I needed normal. I needed something my hands could understand.
I walked to the dresser, my fingers automatically tracing a grid of squares across its dusty surface.
The candle flame didn’t flicker. It burned perfectly upright, a tiny, motionless spear of light.
I stared at it, my breathing slowing to match its unnatural stillness.
Maybe this was the eye of the storm. A pocket of calm in this insane house.
I leaned closer, drawn to the pure, simple light.

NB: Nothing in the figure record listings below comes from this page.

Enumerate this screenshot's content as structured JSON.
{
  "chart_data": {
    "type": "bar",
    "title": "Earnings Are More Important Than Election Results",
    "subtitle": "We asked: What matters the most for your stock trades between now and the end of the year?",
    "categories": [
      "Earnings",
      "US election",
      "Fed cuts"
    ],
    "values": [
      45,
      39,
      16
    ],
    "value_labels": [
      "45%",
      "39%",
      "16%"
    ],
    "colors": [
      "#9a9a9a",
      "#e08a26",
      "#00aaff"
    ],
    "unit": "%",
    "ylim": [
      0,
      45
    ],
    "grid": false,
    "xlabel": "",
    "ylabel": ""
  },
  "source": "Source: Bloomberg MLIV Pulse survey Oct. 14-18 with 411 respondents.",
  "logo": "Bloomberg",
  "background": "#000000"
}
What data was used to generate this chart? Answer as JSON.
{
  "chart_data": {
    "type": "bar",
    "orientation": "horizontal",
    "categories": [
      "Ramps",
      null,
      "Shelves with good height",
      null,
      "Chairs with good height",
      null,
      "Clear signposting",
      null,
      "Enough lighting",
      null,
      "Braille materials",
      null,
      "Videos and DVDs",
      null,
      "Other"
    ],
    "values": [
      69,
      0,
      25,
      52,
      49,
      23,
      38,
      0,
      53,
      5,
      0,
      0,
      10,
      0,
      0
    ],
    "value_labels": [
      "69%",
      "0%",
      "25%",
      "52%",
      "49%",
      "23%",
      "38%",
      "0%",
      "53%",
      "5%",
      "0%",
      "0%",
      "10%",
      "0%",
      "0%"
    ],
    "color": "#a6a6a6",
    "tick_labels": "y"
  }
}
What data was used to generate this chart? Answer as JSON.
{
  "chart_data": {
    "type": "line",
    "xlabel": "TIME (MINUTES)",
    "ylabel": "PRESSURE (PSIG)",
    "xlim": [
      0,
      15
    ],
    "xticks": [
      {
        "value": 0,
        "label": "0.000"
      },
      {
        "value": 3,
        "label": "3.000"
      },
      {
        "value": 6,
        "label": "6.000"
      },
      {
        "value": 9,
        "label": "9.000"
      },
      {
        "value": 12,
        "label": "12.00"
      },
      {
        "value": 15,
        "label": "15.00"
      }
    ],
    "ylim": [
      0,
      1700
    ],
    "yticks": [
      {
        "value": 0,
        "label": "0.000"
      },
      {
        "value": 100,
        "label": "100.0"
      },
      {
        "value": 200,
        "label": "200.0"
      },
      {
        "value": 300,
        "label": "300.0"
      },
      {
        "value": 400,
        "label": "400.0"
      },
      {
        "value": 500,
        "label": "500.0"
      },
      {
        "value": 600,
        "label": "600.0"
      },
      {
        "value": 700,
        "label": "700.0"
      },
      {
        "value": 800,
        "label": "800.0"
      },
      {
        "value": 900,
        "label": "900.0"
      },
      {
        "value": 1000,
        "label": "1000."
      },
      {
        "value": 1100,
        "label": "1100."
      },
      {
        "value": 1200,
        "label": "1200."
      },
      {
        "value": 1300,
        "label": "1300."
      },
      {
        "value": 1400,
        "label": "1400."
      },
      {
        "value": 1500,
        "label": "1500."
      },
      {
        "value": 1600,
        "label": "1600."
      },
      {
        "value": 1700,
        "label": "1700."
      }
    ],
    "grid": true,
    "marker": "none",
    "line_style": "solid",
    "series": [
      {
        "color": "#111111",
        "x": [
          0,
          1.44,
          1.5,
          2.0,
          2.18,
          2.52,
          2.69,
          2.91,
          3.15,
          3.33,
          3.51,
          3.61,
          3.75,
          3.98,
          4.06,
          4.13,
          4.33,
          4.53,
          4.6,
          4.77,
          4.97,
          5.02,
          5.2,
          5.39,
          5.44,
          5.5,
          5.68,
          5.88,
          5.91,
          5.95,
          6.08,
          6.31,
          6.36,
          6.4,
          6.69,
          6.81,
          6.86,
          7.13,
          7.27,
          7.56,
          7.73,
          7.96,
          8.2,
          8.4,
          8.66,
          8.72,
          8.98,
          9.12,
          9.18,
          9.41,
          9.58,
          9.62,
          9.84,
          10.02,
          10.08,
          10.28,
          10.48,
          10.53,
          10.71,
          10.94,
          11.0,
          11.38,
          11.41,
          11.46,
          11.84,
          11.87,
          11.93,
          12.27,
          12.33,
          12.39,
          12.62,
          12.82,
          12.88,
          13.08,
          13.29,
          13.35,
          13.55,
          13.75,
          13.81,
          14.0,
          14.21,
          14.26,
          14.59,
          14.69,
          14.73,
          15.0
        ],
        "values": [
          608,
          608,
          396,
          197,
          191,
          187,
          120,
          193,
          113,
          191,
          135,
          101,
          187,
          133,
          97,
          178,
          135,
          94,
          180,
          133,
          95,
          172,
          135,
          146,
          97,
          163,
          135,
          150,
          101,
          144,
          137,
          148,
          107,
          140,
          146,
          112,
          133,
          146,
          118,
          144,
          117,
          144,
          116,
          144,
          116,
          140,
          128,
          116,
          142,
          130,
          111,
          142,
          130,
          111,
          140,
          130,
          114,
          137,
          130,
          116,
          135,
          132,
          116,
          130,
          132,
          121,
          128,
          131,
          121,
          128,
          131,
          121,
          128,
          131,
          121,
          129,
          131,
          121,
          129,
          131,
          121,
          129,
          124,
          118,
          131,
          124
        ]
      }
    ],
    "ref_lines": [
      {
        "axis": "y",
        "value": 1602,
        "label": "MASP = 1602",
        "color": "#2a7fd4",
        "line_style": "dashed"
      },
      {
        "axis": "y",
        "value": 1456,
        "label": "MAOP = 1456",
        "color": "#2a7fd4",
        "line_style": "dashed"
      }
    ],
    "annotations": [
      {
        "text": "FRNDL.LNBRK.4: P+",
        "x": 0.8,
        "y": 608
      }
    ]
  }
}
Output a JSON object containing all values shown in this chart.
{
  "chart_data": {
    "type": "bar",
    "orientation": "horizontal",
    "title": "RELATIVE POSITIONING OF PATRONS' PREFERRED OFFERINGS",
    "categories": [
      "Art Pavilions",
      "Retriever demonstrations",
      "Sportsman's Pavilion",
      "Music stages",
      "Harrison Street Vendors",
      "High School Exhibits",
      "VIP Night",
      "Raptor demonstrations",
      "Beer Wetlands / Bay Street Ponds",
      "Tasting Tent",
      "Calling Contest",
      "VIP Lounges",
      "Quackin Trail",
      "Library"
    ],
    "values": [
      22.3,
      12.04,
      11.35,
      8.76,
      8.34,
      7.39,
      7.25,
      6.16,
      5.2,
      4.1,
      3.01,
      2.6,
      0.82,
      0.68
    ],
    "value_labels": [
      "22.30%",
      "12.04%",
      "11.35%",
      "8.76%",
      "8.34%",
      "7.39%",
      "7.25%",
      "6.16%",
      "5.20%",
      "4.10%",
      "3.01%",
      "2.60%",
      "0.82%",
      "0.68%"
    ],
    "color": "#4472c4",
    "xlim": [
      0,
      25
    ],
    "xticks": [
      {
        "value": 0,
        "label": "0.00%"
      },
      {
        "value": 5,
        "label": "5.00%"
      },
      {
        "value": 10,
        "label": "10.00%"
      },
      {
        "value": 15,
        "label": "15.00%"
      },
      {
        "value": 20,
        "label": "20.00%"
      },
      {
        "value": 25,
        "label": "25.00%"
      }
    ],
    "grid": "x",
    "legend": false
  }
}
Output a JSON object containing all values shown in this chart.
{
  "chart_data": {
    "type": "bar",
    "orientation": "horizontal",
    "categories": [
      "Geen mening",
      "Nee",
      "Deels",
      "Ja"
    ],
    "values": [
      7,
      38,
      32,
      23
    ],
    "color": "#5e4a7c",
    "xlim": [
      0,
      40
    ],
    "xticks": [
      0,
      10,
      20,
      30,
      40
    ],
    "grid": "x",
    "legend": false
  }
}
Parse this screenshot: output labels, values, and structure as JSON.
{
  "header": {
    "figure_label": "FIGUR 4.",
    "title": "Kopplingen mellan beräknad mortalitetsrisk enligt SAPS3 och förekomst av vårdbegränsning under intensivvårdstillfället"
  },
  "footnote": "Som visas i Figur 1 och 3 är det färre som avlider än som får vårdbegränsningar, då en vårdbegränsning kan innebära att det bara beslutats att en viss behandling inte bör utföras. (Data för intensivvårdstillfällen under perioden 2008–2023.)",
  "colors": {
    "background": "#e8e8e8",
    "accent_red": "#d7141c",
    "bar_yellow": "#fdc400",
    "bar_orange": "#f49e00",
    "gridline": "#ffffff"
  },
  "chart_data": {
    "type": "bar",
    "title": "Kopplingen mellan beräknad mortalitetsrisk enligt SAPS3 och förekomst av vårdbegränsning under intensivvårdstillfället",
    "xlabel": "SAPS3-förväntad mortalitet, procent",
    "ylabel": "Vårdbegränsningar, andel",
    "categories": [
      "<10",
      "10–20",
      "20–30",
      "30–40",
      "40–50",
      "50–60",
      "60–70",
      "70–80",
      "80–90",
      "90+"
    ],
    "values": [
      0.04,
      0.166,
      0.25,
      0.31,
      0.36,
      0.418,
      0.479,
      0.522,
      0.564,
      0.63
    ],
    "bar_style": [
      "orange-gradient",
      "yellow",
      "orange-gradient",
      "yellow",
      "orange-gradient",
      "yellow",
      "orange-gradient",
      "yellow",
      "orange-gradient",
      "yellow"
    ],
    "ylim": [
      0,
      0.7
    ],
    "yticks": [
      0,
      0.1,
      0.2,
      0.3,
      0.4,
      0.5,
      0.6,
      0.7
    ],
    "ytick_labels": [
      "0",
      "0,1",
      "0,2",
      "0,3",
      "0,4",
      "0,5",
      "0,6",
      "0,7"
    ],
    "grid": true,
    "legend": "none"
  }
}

The flame wasn’t yellow. As I watched, its core deepened to a blue so pale it was almost white.
Within that blue, shapes began to form. Not shapes.
A memory. The scent hit me first—damp earth, crushed leaves, the coppery tang of blood.
I was eight years old. I’d climbed the oak tree in Mrs. Henderson’s backyard, higher than I’d ever dared, chasing a stupid, sun-yellow butterfly.
The branch gave way with a sound like a pistol crack.
The fall wasn’t silent. It was full of the tearing of my favorite sundress, the whump of the air being driven from my lungs, the sharp, bright snap from my wrist. But the sound that lived in my bones, the one that rose from the candle flame now, was the silence after.
Lying in that pile of mulch and rotting apples, utterly alone, knowing no one had seen me fall.
The pure, abandoned panic that I would die there, unnoticed.
That my small life would just… stop. The candle showed it all.
The dappled light through the leaves, the jagged white bone pressing against the skin of my forearm, the slow spread of crimson on yellow gingham.
I felt the sticky wetness of the mulch, smelled the sweet rot of the apples.
I felt the scream trapped in my throat, a solid, suffocating thing.
Then, the flame snapped back to a normal, dancing yellow.
The memory vanished, leaving me gripping the edge of the dresser, my knuckles white.
My mouth was dry, coated with the phantom taste of blood and decay.
The walls began to breathe. It was a soft, sighing sound, like fabric moving in a slow breeze.
The wallpaper, a faded floral print, seemed to pulse gently.
And the whispers returned. Not the generic fears of debt and failure.
These were specific, crystalline, and entirely mine.
You let go of the branch, the wall beside the bed murmured, its voice the rustle of dry leaves.
You chose to fall. No one came, sighed the wall near the window, with the sound of distant traffic.
You knew they wouldn’t. I backed away from the dresser, from the treacherous candle.
My heel caught on the edge of the rug, and I stumbled, landing hard on the floor.
The impact jarred my teeth. I scrambled backward until my spine hit the bed frame.
“Stop,” I whispered, my voice cracking. “Please.”